Vaso-motor disturbances may or may not be of nervous origin, although the former view is probably correct, and it is also equally possible that the direct affection of the vessels is associated with the nerve irritation. On the other hand, direct inflammation of the vessel walls, resulting in obliterative arteritis, in arterio-sclerosis, and degeneration and exudation in the kidney, lung, and liver, are practically due to degenerative changes either in the intima or the middle coats of the finer vessels. The common symptoms of arterio-sclerosis, vertigo, headache, and pulsation in the vessels, and of the persistent headache already referred to, all suggest changes taking place in the vessels complicated by œdema. In the early stages of kidney degeneration, however, it is common to find an interstitial nephritis due apparently to exudation from the vessel walls. Such an hypothesis is to some extent supported by the somewhat allied condition of engorgement and fibroid change in the liver and lung, and to a lesser extent in the spleen. In the lung, even in persons not exposed to inhalation of lead, and in animals, as pointed out by Glibert, secondary changes in the lung follow lead intoxication, such changes taking the form of emphysema and generalized fibrosis; whilst the liver is engorged with blood, and later undergoes similar degenerative changes. The bloodvessels in these organs are found to have lost a considerable amount of their elasticity, to have yielded here and there, and in other places to be completely closed by obliterative arteritis. Microscopical hæmorrhages are to be found mainly in the veins leading from the capillaries. In the kidney such vessel changes as are outlined are the precursors of disease, and albumin is found in the urine, but the quantity is rarely very large. Casts are not common, and the amount of lead present in the urine may be exceedingly small, difficult to trace, and in many cases entirely absent.

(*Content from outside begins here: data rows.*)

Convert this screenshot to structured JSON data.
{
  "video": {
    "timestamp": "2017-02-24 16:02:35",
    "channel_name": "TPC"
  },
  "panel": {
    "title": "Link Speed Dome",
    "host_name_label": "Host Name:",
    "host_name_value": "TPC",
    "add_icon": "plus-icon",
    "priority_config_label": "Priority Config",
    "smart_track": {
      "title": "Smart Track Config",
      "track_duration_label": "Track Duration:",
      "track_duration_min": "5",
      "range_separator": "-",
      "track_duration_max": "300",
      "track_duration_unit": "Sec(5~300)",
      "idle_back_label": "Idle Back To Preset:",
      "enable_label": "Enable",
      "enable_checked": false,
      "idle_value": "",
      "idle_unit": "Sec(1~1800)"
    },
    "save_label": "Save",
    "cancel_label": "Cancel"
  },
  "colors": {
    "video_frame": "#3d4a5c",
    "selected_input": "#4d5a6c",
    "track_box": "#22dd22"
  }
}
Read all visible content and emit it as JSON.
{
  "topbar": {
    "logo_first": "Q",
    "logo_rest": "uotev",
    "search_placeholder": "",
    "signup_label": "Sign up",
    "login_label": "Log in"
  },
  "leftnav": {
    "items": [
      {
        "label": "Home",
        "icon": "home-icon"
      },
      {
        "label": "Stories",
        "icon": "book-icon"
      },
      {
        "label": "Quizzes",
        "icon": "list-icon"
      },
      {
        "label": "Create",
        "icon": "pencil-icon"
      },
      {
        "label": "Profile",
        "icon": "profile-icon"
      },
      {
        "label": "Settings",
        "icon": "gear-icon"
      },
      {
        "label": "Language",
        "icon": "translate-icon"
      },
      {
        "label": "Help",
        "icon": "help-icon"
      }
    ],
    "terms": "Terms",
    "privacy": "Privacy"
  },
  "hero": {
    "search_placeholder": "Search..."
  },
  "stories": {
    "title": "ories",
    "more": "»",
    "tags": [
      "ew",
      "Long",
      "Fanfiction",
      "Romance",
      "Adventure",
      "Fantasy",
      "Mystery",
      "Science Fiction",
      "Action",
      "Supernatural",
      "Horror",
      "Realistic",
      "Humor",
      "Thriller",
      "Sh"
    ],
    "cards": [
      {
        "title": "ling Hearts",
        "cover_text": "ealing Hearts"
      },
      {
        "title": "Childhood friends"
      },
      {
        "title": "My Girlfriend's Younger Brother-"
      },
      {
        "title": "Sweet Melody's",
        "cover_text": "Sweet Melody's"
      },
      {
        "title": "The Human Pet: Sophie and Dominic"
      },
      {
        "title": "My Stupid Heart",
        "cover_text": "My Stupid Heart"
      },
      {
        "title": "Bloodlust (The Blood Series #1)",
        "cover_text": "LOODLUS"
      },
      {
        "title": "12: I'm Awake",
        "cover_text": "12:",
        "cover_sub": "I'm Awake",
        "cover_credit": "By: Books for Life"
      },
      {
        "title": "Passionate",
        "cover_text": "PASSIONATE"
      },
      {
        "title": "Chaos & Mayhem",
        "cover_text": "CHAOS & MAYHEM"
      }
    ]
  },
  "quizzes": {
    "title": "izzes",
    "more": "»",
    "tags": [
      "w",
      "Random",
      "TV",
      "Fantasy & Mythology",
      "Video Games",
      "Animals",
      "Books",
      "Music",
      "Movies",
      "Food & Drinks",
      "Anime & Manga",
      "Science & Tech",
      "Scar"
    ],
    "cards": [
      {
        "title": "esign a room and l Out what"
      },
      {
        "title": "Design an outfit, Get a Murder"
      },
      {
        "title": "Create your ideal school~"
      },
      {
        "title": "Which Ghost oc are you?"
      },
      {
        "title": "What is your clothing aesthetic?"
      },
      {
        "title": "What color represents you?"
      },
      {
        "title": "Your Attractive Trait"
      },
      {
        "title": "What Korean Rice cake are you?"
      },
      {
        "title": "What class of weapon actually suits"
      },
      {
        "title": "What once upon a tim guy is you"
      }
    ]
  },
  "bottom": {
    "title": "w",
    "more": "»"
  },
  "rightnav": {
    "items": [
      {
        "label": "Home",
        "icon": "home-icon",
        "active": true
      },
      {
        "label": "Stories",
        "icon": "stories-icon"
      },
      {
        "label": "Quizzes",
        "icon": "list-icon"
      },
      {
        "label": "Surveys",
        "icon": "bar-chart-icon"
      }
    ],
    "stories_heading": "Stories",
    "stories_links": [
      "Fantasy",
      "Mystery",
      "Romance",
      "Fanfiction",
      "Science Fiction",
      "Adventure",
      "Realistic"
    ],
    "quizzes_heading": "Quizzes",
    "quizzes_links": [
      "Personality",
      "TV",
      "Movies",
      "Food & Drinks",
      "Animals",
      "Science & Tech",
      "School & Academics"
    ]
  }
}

In the later stages of chronic saturnism the heart may show degenerative changes. Microscopical examination of the heart muscle shows that alteration of the fibres of the muscles takes place in a manner similar to that of the voluntary muscles. Disease of the heart valves is uncommon; alterations in the heart sounds are infrequent; the clinical picture of the cardiac condition is that of a “flabby” heart.